Today’s Sandwich: “Steak, Egg & Cheese” (Subway)
by Malcolm on February 15, 2011

Today’s sandwich is the “Steak, Egg, and Cheese” breakfast sandwich from Subway. The menu describes it as, “Our delicious omelet made with our savory shaved steak, American and Monterey cheddar cheeses, fresh toasted on your choice of bread and topped with your choices of veggies and sauces.”

Location: 962 St. John Street
Price:
$2.50 (6 inch)
Notes:
I usually have an urge for a breakfast sandwich under some very specific conditions. Usually, one of those conditions may include my decision the previous night to see how much Jim Beam I could drink, while still maintaining the ability to speak. On those difficult mornings, I turn to a simple combination of bacon, egg, and cheese. Ideally, the egg is fried, and the third component you notice in the sandwich. The egg should be nothing more than a gesture, with piles of bacon and American cheese making up the bulk of the sandwich. Add some hot sauce, and slide the whole mess onto a poppy seed Kaiser roll, and you’re well on the road to recovery.

Using this formula, there isn’t a lot of room in my life for innovation, in the realm of the breakfast sandwich. I have my ideal already in mind, and it is a simple pleasure. This always made me reluctant to try the new breakfast offerings at Subway. Subway, to me, hangs a lot of success on the customer’s ability to “customize” their sandwich, with an array of vegetables that all taste the same, before being doused in different chemically sauces, right at the end. Where was there room in the Subway sandwich for a Bacon/Egg/Cheese purist like myself?

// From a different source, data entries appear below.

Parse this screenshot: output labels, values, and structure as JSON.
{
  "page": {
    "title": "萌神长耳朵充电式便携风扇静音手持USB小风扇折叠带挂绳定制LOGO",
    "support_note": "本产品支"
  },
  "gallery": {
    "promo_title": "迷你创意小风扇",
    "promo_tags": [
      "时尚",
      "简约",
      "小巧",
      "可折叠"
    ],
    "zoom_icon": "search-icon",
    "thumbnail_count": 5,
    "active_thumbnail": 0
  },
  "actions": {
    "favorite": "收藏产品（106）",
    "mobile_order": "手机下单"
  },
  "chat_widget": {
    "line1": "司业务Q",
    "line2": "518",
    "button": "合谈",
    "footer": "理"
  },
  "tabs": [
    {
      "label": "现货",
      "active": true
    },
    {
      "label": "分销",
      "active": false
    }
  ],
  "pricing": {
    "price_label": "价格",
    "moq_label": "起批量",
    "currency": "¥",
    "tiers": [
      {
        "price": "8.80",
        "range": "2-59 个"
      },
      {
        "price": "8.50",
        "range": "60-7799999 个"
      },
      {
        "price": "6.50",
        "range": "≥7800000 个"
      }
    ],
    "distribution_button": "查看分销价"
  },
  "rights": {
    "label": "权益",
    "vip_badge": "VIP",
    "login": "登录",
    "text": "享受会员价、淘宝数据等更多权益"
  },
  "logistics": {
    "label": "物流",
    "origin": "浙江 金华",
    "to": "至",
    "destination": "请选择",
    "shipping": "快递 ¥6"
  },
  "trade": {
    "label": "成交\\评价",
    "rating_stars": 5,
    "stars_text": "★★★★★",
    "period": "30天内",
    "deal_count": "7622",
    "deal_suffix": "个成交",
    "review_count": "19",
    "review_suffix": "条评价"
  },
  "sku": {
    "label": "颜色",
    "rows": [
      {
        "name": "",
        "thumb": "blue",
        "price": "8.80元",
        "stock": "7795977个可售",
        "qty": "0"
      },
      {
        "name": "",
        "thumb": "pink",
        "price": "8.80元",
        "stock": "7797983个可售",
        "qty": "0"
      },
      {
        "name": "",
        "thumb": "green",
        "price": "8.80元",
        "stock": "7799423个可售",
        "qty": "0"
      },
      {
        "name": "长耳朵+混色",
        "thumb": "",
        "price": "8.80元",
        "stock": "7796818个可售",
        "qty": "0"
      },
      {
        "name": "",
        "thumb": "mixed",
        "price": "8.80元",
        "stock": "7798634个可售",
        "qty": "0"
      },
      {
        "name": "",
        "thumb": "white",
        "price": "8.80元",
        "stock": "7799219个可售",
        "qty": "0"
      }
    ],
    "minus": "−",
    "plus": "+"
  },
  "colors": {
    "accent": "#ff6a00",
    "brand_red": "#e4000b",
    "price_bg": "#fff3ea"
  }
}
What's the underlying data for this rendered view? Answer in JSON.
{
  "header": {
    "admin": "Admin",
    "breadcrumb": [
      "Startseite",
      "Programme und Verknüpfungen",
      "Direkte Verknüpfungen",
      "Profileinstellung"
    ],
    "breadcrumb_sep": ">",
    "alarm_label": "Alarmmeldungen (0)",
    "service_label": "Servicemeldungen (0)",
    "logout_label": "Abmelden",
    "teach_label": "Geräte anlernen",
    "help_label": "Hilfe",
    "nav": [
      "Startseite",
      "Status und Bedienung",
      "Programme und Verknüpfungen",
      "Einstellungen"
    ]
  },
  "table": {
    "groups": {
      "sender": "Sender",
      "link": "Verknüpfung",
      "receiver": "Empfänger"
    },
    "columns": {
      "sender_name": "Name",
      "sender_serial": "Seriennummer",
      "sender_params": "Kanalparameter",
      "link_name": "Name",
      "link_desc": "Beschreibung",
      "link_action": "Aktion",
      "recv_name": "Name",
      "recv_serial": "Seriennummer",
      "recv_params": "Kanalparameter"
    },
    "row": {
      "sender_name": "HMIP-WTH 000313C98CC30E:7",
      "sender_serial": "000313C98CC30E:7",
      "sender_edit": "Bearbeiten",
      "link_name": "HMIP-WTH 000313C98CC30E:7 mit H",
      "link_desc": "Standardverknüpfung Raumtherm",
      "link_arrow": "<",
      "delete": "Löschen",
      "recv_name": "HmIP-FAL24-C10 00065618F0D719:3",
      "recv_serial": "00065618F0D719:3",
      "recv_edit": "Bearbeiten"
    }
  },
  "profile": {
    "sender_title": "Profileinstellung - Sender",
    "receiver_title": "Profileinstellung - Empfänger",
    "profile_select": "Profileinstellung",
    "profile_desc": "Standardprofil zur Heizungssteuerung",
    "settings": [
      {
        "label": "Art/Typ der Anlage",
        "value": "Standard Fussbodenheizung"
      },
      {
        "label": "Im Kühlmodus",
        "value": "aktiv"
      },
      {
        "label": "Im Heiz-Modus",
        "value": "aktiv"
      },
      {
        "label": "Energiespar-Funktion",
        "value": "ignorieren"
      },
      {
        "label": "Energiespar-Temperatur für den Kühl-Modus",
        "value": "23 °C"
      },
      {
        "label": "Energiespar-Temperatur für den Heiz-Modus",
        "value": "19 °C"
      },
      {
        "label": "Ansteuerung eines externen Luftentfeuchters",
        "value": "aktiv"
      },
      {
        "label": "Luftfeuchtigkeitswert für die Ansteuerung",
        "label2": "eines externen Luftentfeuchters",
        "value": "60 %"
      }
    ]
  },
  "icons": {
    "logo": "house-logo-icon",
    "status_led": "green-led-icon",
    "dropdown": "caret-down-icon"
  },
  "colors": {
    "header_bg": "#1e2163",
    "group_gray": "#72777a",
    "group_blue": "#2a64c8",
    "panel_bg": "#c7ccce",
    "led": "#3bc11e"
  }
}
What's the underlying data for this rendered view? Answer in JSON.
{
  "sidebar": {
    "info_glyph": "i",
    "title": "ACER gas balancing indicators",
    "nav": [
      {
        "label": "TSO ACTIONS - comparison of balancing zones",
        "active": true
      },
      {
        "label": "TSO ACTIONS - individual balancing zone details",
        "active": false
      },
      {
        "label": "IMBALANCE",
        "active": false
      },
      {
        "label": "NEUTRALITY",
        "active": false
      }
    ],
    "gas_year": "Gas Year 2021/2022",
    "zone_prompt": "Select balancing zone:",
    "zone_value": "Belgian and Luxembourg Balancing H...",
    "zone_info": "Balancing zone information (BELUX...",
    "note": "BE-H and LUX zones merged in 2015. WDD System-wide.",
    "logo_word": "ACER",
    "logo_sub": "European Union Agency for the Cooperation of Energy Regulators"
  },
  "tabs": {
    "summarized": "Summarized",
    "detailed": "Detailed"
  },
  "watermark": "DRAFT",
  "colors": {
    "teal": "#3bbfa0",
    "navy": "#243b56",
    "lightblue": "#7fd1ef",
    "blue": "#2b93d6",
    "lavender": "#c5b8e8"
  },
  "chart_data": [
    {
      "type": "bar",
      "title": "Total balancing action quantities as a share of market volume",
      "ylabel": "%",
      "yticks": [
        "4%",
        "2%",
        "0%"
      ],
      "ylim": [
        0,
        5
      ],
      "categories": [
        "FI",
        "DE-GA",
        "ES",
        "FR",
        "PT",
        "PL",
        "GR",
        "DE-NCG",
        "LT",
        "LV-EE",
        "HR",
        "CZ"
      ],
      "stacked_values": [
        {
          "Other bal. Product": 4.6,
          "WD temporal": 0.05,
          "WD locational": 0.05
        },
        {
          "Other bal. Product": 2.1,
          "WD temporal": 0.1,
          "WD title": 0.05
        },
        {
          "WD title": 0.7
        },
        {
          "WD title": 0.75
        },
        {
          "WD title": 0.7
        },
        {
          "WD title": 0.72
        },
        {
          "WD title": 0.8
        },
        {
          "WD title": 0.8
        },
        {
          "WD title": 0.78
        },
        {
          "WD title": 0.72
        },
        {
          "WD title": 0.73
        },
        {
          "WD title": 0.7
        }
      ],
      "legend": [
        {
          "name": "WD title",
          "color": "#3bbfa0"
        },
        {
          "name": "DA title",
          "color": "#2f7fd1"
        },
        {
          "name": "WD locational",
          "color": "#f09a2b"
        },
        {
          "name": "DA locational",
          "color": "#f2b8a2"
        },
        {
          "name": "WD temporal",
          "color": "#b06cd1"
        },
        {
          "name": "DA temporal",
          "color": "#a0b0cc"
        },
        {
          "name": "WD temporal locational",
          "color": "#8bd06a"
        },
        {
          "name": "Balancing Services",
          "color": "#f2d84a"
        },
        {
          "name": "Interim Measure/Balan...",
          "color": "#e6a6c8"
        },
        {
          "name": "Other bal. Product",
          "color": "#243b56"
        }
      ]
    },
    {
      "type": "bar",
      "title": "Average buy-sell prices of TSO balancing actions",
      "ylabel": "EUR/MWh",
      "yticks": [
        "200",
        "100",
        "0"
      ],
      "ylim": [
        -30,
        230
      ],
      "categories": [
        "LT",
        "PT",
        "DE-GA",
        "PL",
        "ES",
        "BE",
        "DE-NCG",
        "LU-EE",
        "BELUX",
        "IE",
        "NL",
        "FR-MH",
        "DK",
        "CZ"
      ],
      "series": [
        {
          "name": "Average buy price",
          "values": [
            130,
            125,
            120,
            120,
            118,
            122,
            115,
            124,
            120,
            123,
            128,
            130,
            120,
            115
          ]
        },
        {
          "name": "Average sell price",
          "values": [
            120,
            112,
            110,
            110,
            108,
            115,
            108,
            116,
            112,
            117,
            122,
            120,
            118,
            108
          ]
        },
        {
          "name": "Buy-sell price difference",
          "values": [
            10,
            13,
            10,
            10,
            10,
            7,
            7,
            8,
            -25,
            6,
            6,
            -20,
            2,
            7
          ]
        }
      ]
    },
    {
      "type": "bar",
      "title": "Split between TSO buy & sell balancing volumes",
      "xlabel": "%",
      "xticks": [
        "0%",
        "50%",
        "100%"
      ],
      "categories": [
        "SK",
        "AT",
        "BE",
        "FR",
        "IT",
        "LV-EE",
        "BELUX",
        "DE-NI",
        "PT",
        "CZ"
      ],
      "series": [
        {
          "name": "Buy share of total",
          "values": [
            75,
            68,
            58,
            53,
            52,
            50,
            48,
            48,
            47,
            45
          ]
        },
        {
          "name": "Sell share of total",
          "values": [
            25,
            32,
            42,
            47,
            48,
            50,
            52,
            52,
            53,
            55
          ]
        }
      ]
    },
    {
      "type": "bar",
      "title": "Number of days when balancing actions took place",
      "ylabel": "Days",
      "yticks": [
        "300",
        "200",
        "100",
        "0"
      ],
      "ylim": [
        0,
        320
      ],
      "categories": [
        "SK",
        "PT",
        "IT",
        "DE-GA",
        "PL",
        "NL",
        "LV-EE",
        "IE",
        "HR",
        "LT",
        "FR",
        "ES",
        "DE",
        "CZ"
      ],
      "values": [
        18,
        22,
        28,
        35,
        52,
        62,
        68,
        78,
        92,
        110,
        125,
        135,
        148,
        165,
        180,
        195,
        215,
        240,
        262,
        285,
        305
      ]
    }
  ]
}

After listening to my brother rave about the breakfast options (“Dude! You can get a footlong bacon egg and cheese and a coffee for TWO DOLLARS!”), I thought I would give them a try. Right away, the first issue with my sandwich was the lack of secrecy during its preparation. The Sandwich Artist that I was working with was very free about waving around the giant disc of pre-cooked egg envelope, before tossing it in the microwave. She laid it on a six inch white split loaf, and that’s when I got a little panicky. So far, there was only a dried-out egg-bag and several triangles of American cheese on my sandwich. “And steak,” I sputtered. Shaved, pre-cooked steak in a cardboard tray appeared out of nowhere, got its turn in the microwave, and was added to the sandwich. The whole thing went into the insta- convection toaster. After a few moments, the sandwich was warmed, and awaiting my additional ingredient requests.

Additional ingredients? What in the world was available from the Subway topping bar that would possibly make sense on a hot breakfast sandwich? Cucumbers? Black olives? Green peppers? I couldn’t see anything that seemed like a good fit. “Banana peppers?” I offered. And what kind of sauce would I like? SAUCE? Again, nothing made sense. Ranch? Chipotle? Buffalo wing? “Um, just salt and pepper, please,” I asked.

The resulting sandwich, as you might expect, lacked a lot of pizazz. The egg completely vanished into the flavors (?) of the shaved steak. The cheese, which I had seen applied with my own eyes, vanished somewhere. And the soft, white bread, normally a reliably, disgustingly delicious component of a Subway sandwich, had been rendered weirdly brittle and crunchy in the toaster. All I could taste was frozen steak bits and banana peppers. Most of it went to the dog.

A balanced breakfast sandwich, made of bacon, egg, and cheese, requires nothing more than for each of those ingredients to be delicious. The biggest problem with Subway’s breakfast offerings is that they turn their back on Subway’s key appeal, which is adding tons of additional ingredients onto some mediocre base ingredients. A ham sandwich from Subway, without lettuce, tomatoes, pickles, banana peppers, jalapeno peppers, green bell peppers, onions, black olives, cucumbers, shredded carrots, baby spinach, meatballs, bacon, and teriyaki sauce, just flat-out doesn’t taste like much. On the breakfast sandwich, when all you are left with is a pre-cooked, microwaved egg, some shaved meat of unknown origin, and a roll that has been ruined by an Insta-toaster, the results are pretty disappointing.